Taking over a decade later, the only Rimco Commandant in the seventies was Maj Gen SC Sinha. He had been by the side of Brig Mohammad Usman, when a Pakistani artillery salvo took a toll of the Brigade HQs, killing his commander and injuring him. He oversaw the changes in the mid seventies stemming from modernization, principally the balancing of service subjects with academics. Graduates were now gaining the officer commission and there was a need to ensure balance between service and academic subjects. He undertook renaming of the battalions at IMA, rightly including two Rimcos among the four they are named after: Thimayya and Bhagat.
The eighties were a blank. The first Rimco Commandant in the nineties was also one to serve for the shortest time in the appointment. Lt Gen Zaki was recalled to Kashmir, this time as Adviser to the Governor. He had come to IMA from command of 15 Corps in the period that the nation faced its most severe internal security challenge. His four month stint at IMA was nevertheless notable for its emphasis on field training, especially field firing. Insights from the short tenure held him in good stead when as Vice Chancellor of Jamia Millia Islamia he was able to initiate a makeover for the central university into being one of the foremost universities in the national capital.
Lt Gen Gurbaxani was the other Rimco to head the august institution in the nineties. He is well known for his own physical fitness and propensity to join the units being inspected on their battle physical test runs. Those who passed out in his tenure won this nation the Kargil War. The 2000s, like the eighties, did not witness a Rimco heading the IMA.

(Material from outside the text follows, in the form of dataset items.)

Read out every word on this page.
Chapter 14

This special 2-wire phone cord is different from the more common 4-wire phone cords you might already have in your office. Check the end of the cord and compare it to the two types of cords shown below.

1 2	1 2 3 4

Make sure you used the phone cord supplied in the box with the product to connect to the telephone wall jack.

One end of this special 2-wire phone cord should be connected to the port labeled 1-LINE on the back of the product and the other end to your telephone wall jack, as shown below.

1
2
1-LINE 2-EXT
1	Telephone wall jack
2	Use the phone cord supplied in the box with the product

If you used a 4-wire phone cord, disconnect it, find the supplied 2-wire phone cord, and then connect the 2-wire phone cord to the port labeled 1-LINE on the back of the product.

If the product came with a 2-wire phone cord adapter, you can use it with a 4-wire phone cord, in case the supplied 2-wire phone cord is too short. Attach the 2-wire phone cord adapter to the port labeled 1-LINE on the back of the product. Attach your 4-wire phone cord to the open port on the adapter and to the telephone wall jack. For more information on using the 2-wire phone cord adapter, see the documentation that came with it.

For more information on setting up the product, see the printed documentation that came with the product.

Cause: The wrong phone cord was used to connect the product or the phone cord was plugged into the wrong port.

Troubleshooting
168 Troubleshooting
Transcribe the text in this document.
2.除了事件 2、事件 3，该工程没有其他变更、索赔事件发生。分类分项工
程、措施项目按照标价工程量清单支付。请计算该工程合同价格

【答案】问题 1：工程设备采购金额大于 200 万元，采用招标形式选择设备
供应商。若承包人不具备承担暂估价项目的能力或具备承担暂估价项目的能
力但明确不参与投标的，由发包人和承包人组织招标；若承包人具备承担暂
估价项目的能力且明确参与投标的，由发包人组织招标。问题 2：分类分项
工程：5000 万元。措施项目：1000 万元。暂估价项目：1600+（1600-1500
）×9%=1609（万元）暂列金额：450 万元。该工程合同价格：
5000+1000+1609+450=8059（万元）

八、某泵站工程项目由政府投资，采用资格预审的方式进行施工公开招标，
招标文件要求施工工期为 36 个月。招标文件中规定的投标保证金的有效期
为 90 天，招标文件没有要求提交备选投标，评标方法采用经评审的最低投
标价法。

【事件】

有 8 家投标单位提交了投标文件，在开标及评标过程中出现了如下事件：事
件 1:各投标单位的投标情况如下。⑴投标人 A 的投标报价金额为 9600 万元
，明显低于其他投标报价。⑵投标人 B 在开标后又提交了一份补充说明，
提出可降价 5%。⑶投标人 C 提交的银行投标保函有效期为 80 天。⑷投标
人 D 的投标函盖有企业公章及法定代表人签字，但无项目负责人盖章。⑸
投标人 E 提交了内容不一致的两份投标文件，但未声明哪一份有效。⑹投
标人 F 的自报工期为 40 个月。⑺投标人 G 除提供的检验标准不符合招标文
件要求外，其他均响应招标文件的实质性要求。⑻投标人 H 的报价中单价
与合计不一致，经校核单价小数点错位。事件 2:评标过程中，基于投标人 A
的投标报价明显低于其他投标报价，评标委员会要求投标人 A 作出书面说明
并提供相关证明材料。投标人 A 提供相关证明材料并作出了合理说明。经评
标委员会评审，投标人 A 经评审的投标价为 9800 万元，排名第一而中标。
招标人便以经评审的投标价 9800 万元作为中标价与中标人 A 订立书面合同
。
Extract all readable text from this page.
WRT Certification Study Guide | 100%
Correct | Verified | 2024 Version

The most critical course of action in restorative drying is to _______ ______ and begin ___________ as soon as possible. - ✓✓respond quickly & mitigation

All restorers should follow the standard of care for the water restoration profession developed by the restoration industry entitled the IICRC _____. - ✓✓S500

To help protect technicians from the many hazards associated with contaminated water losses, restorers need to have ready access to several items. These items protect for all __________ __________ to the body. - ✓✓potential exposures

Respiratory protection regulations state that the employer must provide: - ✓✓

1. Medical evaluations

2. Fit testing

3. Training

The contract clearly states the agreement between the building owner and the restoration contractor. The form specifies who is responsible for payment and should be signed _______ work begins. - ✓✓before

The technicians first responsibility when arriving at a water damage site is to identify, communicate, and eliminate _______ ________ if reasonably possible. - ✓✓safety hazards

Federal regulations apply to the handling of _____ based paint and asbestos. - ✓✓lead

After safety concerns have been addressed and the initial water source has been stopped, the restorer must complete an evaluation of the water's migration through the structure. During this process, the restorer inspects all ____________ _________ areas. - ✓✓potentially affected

However, this decade there have been two Commandants, Lt Gen Manvendra Singh and Lt Gen Negi. Lt Gen Singh was in the news for the visit of the royal couple to IMA. Since the Prince of Wales could not visit RIMC, established by his predecessor nine decades back, the Commandant RIMC and cadets met him at IMA. It is a comment on the priorities of the times, that the Doon School stole a march on the occasion over RIMC in its inveigling the Prince to visit it!
Lt Gen Negi, having been a platoon commander at IMA in the late eighties, clearly knows where the shoe pinches, and can be expected to set the compass of the institution along the straight and narrow. A written history of the Academy dates to 1992 and, a subsequent unauthorized one, was published in 2007. Therefore the details of exploits of the later Rimco Commandants must await the next edition. However, his resume of three blues, a double MPhil and enroute to his second doctorate, along with extensive trekking and biking in the Himalayas, indicate the ‘brains and brawn’ approach he has. However, as is the wont of MS Branch, he is off to take over Central Command, much too soon to leave the impact he could have otherwise had on his alma mater.
This brief review of the contribution of Rimcos in turning out an officer corps in sync with the Chetwode motto suggests continuing need for ‘more of the same’. The earlier prominence of Rimcos in higher ranks has been diluted owing to the expansion of officer numbers. Fewer numbers reach higher ranks and making a wider impact in today’s relatively impersonal conditions is confined to only one’s immediate environment. These constitute all the more the reason for a Rimcos’ sure hand at the ‘cradle of leadership’.